ARGABRIGHT: Complex & Unique Randy Sweet

Dave Argabright

INDIANAPOLIS — Of all the characters who have colored the racing landscape over the past half-century, none were as complex and unique as Randy Sweet.

Sweet, a championship driver and the founder and owner of Sweet Manufacturing, died peacefully in his sleep on Nov. 8 at age 72. It was a quiet ending to a loud and raucous life.

From the beginning, Sweet was a broke-the-mold character. He danced to a tune that was beyond the pitch of normal human hearing and saw things nobody else could see. He was equal parts brilliant, erratic, mystifying and colorful. The ride was perpetually bumpy but in the end, he will be remembered as one of the most important technical contributors in racing history.

Sweet began racing in the early 1960s and quickly emerged as a frequent late model winner in his native Michigan, a local hero at tracks such as Berlin Raceway and Kalamazoo Speedway. He also raced extensively with ASA and scored numerous track championships.

During the 1980s, the flamboyant Sweet applied large Plexiglas panels to his “rocket car” late model and barnstormed throughout the Midwest, shattering speed records everywhere he appeared. Arriving at the track in a limousine and living like a rock star, Sweet raised the bar in terms of promotion and presentation.

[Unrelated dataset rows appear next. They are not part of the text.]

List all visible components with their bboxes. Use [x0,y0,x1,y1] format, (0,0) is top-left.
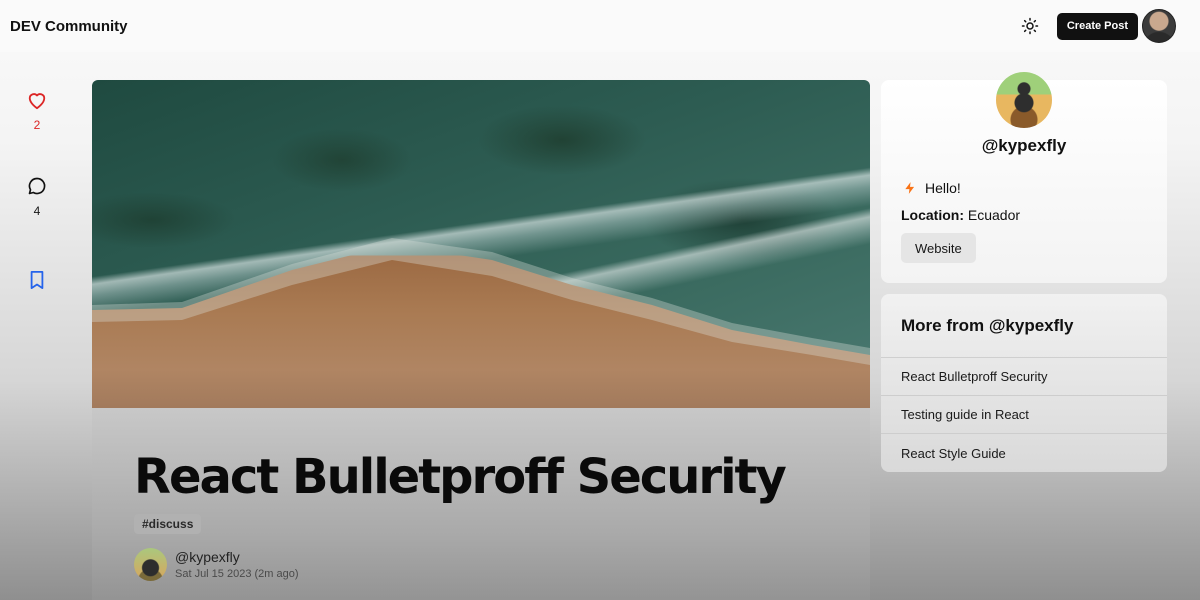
like-button[interactable]: 2 [22,90,52,132]
bookmark-button[interactable] [22,270,52,290]
comment-count: 4 [33,204,41,218]
nav-actions: Create Post [1015,9,1190,43]
location-value: Ecuador [964,207,1021,223]
tag-discuss[interactable]: #discuss [134,514,202,534]
more-item[interactable]: React Bulletproff Security [881,358,1167,396]
bio-text: Hello! [925,180,961,196]
post-date: Sat Jul 15 2023 (2m ago) [175,568,299,580]
user-avatar[interactable] [1142,9,1176,43]
author-meta: @kypexfly Sat Jul 15 2023 (2m ago) [175,549,299,580]
theme-toggle-button[interactable] [1015,11,1045,41]
profile-bio: Hello! [903,180,961,196]
author-name[interactable]: @kypexfly [175,549,299,565]
profile-avatar[interactable] [996,72,1052,128]
bolt-icon [903,181,917,195]
profile-card: @kypexfly Hello! Location: Ecuador Websi… [881,72,1167,283]
location-label: Location: [901,207,964,223]
more-from-title: More from @kypexfly [881,294,1167,358]
sun-icon [1021,17,1039,35]
profile-handle[interactable]: @kypexfly [881,136,1167,156]
more-item[interactable]: React Style Guide [881,434,1167,472]
article: React Bulletproff Security #discuss @kyp… [92,80,870,600]
profile-location: Location: Ecuador [901,207,1020,223]
article-title: React Bulletproff Security [134,449,787,505]
author-avatar[interactable] [134,548,167,581]
comment-button[interactable]: 4 [22,176,52,218]
more-item[interactable]: Testing guide in React [881,396,1167,434]
create-post-button[interactable]: Create Post [1056,12,1138,40]
more-from-card: More from @kypexfly React Bulletproff Se… [881,294,1167,472]
heart-icon [28,93,46,110]
website-button[interactable]: Website [901,233,976,263]
brand-logo[interactable]: DEV Community [10,18,128,35]
top-nav: DEV Community Create Post [0,0,1200,52]
bookmark-icon [30,271,44,289]
cover-image [92,80,870,408]
article-body: React Bulletproff Security #discuss @kyp… [92,408,870,600]
comment-icon [28,177,46,195]
author-row: @kypexfly Sat Jul 15 2023 (2m ago) [134,548,870,581]
like-count: 2 [33,118,41,132]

But promotion, hype and outrageous living didn’t define Sweet, not by a long shot. A gifted thinker, he created steering and suspension equipment that revolutionized the sport. Sweet developed an early rack-and-pinion setup and then set about building a company that could effectively manufacture and market his products. His iconic red decal — Sweet Mfg. — would ultimately be found on thousands of race cars through the years.

Most of those things — the outrageous Plexiglas panels and the revolutionary steering gears — people already know about Randy Sweet. Beyond that, Sweet’s background — and the factors that he overcame on his path to success — are unknown to most.

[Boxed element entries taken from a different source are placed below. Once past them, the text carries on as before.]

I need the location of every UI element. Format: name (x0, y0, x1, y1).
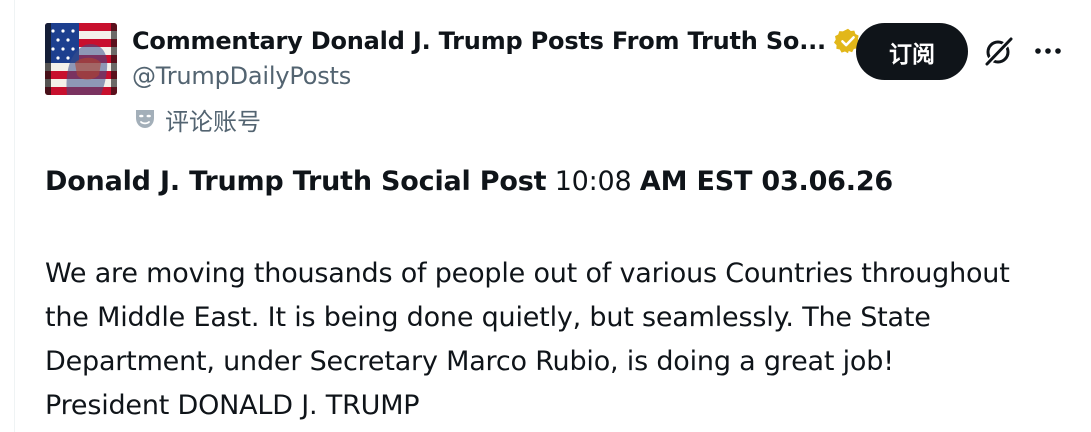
subscribe-button[interactable]: 订阅 (856, 23, 968, 80)
post-header-date: AM EST 03.06.26 (639, 166, 893, 197)
account-label: 评论账号 (165, 107, 261, 136)
column-border (14, 0, 15, 432)
theater-mask-icon (136, 110, 154, 128)
post-line: President DONALD J. TRUMP (45, 390, 420, 421)
avatar[interactable] (45, 23, 117, 95)
post-line: We are moving thousands of people out of… (45, 258, 1010, 289)
author-display-name[interactable]: Commentary Donald J. Trump Posts From Tr… (132, 27, 826, 55)
post-header-time: 10:08 (546, 166, 640, 197)
post-body: We are moving thousands of people out of… (45, 252, 1075, 428)
account-label-row: 评论账号 (133, 104, 261, 136)
flag-portrait-avatar-image (45, 23, 117, 95)
author-name-row: Commentary Donald J. Trump Posts From Tr… (132, 25, 862, 57)
post-header-title: Donald J. Trump Truth Social Post (45, 166, 547, 197)
grok-icon[interactable] (983, 35, 1015, 67)
post-header: Donald J. Trump Truth Social Post 10:08 … (45, 166, 893, 197)
post-line: Department, under Secretary Marco Rubio,… (45, 346, 894, 377)
author-handle[interactable]: @TrumpDailyPosts (132, 62, 351, 90)
more-options-icon[interactable] (1033, 36, 1063, 66)
post-line: the Middle East. It is being done quietl… (45, 302, 931, 333)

A child of difficult circumstances, Sweet had very little formal education. He found himself living on the mean streets of Grand Rapids as a pre-teen, peddling ice cream to survive. In his pocket was an ice pick for self-defense, and on many occasions he bluffed and blustered his way out of a life-threatening jam.

It was an upbringing most of us could never understand or fully appreciate. Sweet had his share of demons; there are no secrets about that. But if you consider his background, you tend to cut him some slack in terms of passing judgment.

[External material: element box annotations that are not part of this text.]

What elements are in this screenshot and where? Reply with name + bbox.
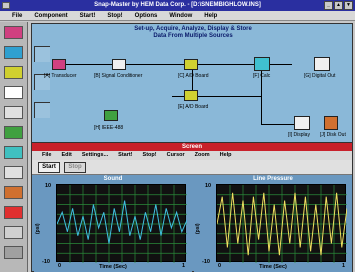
screen-title: Screen [32,143,352,151]
display-icon[interactable] [4,166,23,179]
app-title-bar: Snap-Master by HEM Data Corp. - [D:\SNEM… [0,0,355,11]
display-block[interactable] [294,116,310,130]
disk-out-icon[interactable] [4,186,23,199]
decor-chevron [34,102,50,118]
screen-toolbar: Start Stop [32,160,352,175]
screen-menu-file[interactable]: File [42,151,51,160]
sound-plot [56,184,188,263]
menu-options[interactable]: Options [135,11,158,20]
analog-board-icon[interactable] [4,66,23,79]
table-icon[interactable] [4,226,23,239]
digital-out-block[interactable] [314,57,330,71]
menu-window[interactable]: Window [169,11,192,20]
screen-menu-cursor[interactable]: Cursor [167,151,185,160]
menu-stop[interactable]: Stop! [107,11,122,20]
diagram-title: Set-up, Acquire, Analyze, Display & Stor… [32,26,354,40]
calc-label: [F] Calc [253,73,271,79]
decor-chevron [34,46,50,62]
digital-out-label: [G] Digital Out [304,73,336,79]
chart-title: Line Pressure [253,176,293,182]
screen-menu-start[interactable]: Start! [118,151,132,160]
screen-window: Screen File Edit Settings... Start! Stop… [31,142,353,272]
menu-file[interactable]: File [12,11,22,20]
y-axis-label: (psi) [35,223,41,234]
ad-board-e-label: [E] A/D Board [178,104,209,110]
ieee-488-label: [H] IEEE-488 [94,125,124,131]
chart-title: Sound [103,176,123,182]
y-axis-label: (psi) [195,223,201,234]
disk-out-label: [J] Disk Out [320,132,346,138]
screen-menu-bar: File Edit Settings... Start! Stop! Curso… [32,151,352,160]
transducer-block[interactable] [52,59,66,70]
x-axis-label: Time (Sec) [259,264,287,270]
disk-out-block[interactable] [324,116,338,130]
menu-component[interactable]: Component [34,11,67,20]
maximize-button[interactable]: ▲ [334,1,343,10]
ruler-icon[interactable] [4,246,23,259]
flag-icon[interactable] [4,206,23,219]
ad-board-c-block[interactable] [184,59,198,70]
screen-menu-zoom[interactable]: Zoom [195,151,210,160]
instrument-diagram: Set-up, Acquire, Analyze, Display & Stor… [31,23,353,143]
menu-help[interactable]: Help [204,11,217,20]
line-pressure-plot-svg [216,185,348,263]
screen-menu-edit[interactable]: Edit [61,151,71,160]
sound-chart: Sound (psi) 10 -10 0 1 Time (Sec) [34,176,192,272]
window-controls: _ ▲ ▼ [324,1,353,10]
app-menu-bar: File Component Start! Stop! Options Wind… [0,11,355,21]
ieee-icon[interactable] [4,126,23,139]
app-title: Snap-Master by HEM Data Corp. - [D:\SNEM… [94,2,261,8]
ad-board-e-block[interactable] [184,90,198,101]
system-menu-button[interactable] [2,2,10,9]
menu-start[interactable]: Start! [80,11,96,20]
start-button[interactable]: Start [38,162,60,173]
diagram-title-line2: Data From Multiple Sources [153,33,233,39]
signal-conditioner-block[interactable] [112,59,126,70]
ad-board-c-label: [C] A/D Board [178,73,209,79]
diagram-title-line1: Set-up, Acquire, Analyze, Display & Stor… [134,26,252,32]
transducer-icon[interactable] [4,26,23,39]
screen-menu-stop[interactable]: Stop! [143,151,157,160]
minimize-button[interactable]: _ [324,1,333,10]
signal-conditioner-label: [B] Signal Conditioner [94,73,143,79]
line-pressure-chart: Line Pressure (psi) 10 -10 0 1 Time (Sec… [194,176,352,272]
component-toolbar [0,22,28,272]
display-label: [I] Display [288,132,310,138]
transducer-label: [A] Transducer [44,73,77,79]
screen-menu-settings[interactable]: Settings... [82,151,108,160]
y-tick-max: 10 [205,183,212,189]
y-tick-max: 10 [45,183,52,189]
screen-menu-help[interactable]: Help [220,151,232,160]
ieee-488-block[interactable] [104,110,118,121]
calc-icon[interactable] [4,146,23,159]
sound-plot-svg [56,185,188,263]
line-pressure-plot [216,184,348,263]
x-axis-label: Time (Sec) [99,264,127,270]
restore-button[interactable]: ▼ [344,1,353,10]
disk-icon[interactable] [4,106,23,119]
stop-button[interactable]: Stop [64,162,86,173]
digital-wave-icon[interactable] [4,86,23,99]
signal-conditioner-icon[interactable] [4,46,23,59]
calc-block[interactable] [254,57,270,71]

Throughout his early life one element helped him survive: a brilliant mind. A bona fide genius, Sweet had the ability to comprehend and decipher the complex physics of a race car. Many people think they fully understand the dynamics of making a race car turn; few really do.

Sweet understood. And from the moment he fell in love with racing and race cars, the technical things we do to make a race car turn were never the same again.

A conversation with Sweet could be raw and unvarnished. His personality was strong and forceful. He told you what was on his mind and he didn’t bother to take the edge off his words. But along the way he came to be admired and respected for his passion, his knowledge and his drive.

In his later years Sweet found a unique kinship with a fellow eccentric, Scott Bloomquist. It was Doc Brown and Voodoo Child, their brilliant minds working as one as they applied a century of knowledge and experience to their race car.

They were more than friends, more than partners; they were brothers. They would fuss and argue all the way, but if they carried a trophy back to the hauler at the end of the night there was pure, unabashed joy.

Sweet lived a hard life. If you made a list of all the bad things that can happen to a person, Sweet checked many of them off the list. He faced some very difficult times and was shaped several times by personal tragedy. But through it all he kept reaching, kept pushing, kept seeking. No amount of success could satisfy his enormous appetite for competition. No amount of adversity could defeat him.

Whatever it was that drove him, fueled him, inspired him, and haunted him, I hope he found what he was looking for. I know this much: racing will never forget him.

Rest in peace, Randy. Because of you, these ole race cars will keep on turning.